Exit Strategies of Investments by Venture Capital Funds
Historically, the majority of the return earned by venture capital funds results from portfolio companies either reaching the public market by way of an offering or being bought out by other companies. On average, at the time of public offering, venture capital funds hold more than 30% of the company's equity, with the leading investor holding more than 15% of the company and appointing approximately one-third of the representatives to the company's board of directors. This rate is preserved (mainly due to lock up clauses in the offering arrangement) for approximately one year after the offering.
An interesting phenomenon is that highly regarded venture capital funds have an impact on increasing the valuation of shares comparable to similar companies going public at the same time. The argument is that good venture capital funds know how to choose more successful companies and/or that the best investment opportunities are typically presented to them as well. In addition, offerings of companies which are backed by venture capital funds are often made by underwriters with more experience in the particular type of company in question, and the holdings of institutional investors in the company after the offering are higher.
After the lock up period, which is usually dictated by the underwriters, funds tend to distribute their profits from the investments among the investors. The funds may sell the shares on the stock exchange and distribute the sale proceeds, join a second offering alongside the company and sell shares to the public or, alternatively, may distribute the shares among their investors (payment in kind).
In many cases, distributing the shares among the investors somewhat complicates the measurement of the return on the investments.
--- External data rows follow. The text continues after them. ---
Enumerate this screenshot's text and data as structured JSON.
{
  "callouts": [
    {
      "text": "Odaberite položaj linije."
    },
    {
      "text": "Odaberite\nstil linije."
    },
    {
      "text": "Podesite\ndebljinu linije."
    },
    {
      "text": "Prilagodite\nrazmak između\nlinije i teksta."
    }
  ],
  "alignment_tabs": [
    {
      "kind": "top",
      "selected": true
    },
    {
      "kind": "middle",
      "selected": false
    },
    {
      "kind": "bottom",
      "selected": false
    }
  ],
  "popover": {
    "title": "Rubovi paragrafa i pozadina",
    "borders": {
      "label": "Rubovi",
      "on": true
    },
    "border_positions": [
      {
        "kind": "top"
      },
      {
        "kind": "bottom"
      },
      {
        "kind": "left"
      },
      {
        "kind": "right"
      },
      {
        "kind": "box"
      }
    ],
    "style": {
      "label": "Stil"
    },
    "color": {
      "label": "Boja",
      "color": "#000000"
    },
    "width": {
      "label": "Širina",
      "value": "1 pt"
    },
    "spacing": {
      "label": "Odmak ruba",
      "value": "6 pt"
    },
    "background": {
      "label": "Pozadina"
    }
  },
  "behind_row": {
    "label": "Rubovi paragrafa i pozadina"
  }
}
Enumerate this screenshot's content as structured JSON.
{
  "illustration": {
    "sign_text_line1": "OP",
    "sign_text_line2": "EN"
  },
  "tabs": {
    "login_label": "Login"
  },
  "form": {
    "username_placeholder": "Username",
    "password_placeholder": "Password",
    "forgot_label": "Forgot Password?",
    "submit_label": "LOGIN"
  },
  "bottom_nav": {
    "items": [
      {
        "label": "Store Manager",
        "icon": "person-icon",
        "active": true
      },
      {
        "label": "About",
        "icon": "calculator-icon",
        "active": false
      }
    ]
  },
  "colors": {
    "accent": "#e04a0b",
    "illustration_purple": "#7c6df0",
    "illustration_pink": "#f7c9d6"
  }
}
Since such a distribution is not an actual sale, it need not be reported to the SEC, and it is almost impossible to track based on publicly available information only. In addition, various research has suggested that the return on the shares after they are distributed to investors tends to be negative, although these findings depend on the index used as a standard for measuring the returns. The return to investors for the purpose of the "carried interest" calculation is usually measured according to the price at the distribution of the shares among the investors, since after the distribution they are free to sell the shares.
The Return on Venture Capital Funds
The large investments made in venture capital funds over the last decades resulted from a change in institutional investors' estimation of the returns and risks involved in venture capital. As a result, more resources were directed to this field.
The returns demonstrated by the venture capital industry are characterized by considerable volatility. As described previously in this chapter, the most conspicuous phenomenon in the history of the fund industry is the inverse relation between the funds' returns and the amount of money invested in them. Periods characterized by a relative shortage of capital for funds, and hence to companies, are also characterized by the highest returns. Empirical evidence points to a positive connection between the pace of investments in the field and the value of companies in the investment rounds, and hence reduced returns over time.
The IRR of venture capital funds greatly depends on the year in which the funds were established. For instance, funds established in the years 1981–1984 earned single-digit returns. Until the mid-1990s, the average return on funds which had operated for at least four years was around 14% per year, with the median fund yielding about 8% only. The prosperity in the capital market in the late 1990s, until the 2000 crisis, inflated the annual returns on funds to unprecedented dimensions. In 1999, the average return on funds was approximately 160%, but the crisis sweeping the capital market now considerably reduced the funds' cumulative returns. In the absence of stock-exchange exit alternatives, funds are concentrating on seeking mergers and acquisitions for their portfolio companies. However, as mentioned in other chapters, many companies which used to buy smaller companies suffered sharp declines in their stock prices and therefore face difficulties when contemplating acquisitions in consideration for shares or cash.
Over the years, venture capital funds have demonstrated returns which appear to be considerably higher than the returns required by investors in investments carrying a similar risk. Generally, the return demonstrated by large and experienced funds is higher than the average return in the private equity industry by about 10% per year.
Funds specializing in mezzanine-loan investments demonstrate substantially lower returns, since their investments are a blend between investments in short-term debentures and a certain equity component. The risk in an investment in debt is considerably lower than that entailed by an investment in equity, and therefore any return above 10% per year is considered good. However, it should be noted that these funds tend to suffer in times of crisis in the stock exchange, because they usually make the investment in the company shortly before the IPO, and when the IPO is postponed or cancelled, the risk profile of the company in which they invested deteriorates (or changes), and they become investors in a company which has a different risk profile from the one in which they invested.
The industry as a whole is going through one of its more difficult times in recent decades, as the opportunities for IPOs or mergers of portfolio companies have significantly been reduced. For example, during the first quarter of 2002, only four IPOs in the United States were VC-backed, raising a total of less than $400 million, compared with around $500 million in the first quarter of 2001 and over $7 billion in 2000.
Similarly, there was a significant decline in the magnitude of acquisitions of VC-backed ventures. During the first quarter of 2002, such activities constituted less than $2 billion, compared with around $5 billion in the same period in 2001, and over $7 billion in 2000. It is not clear if this decline pattern will continue, but at the current level of activity, the industry is at a shakedown, which is expected to bring the long-term returns in the industry back to their historical averages.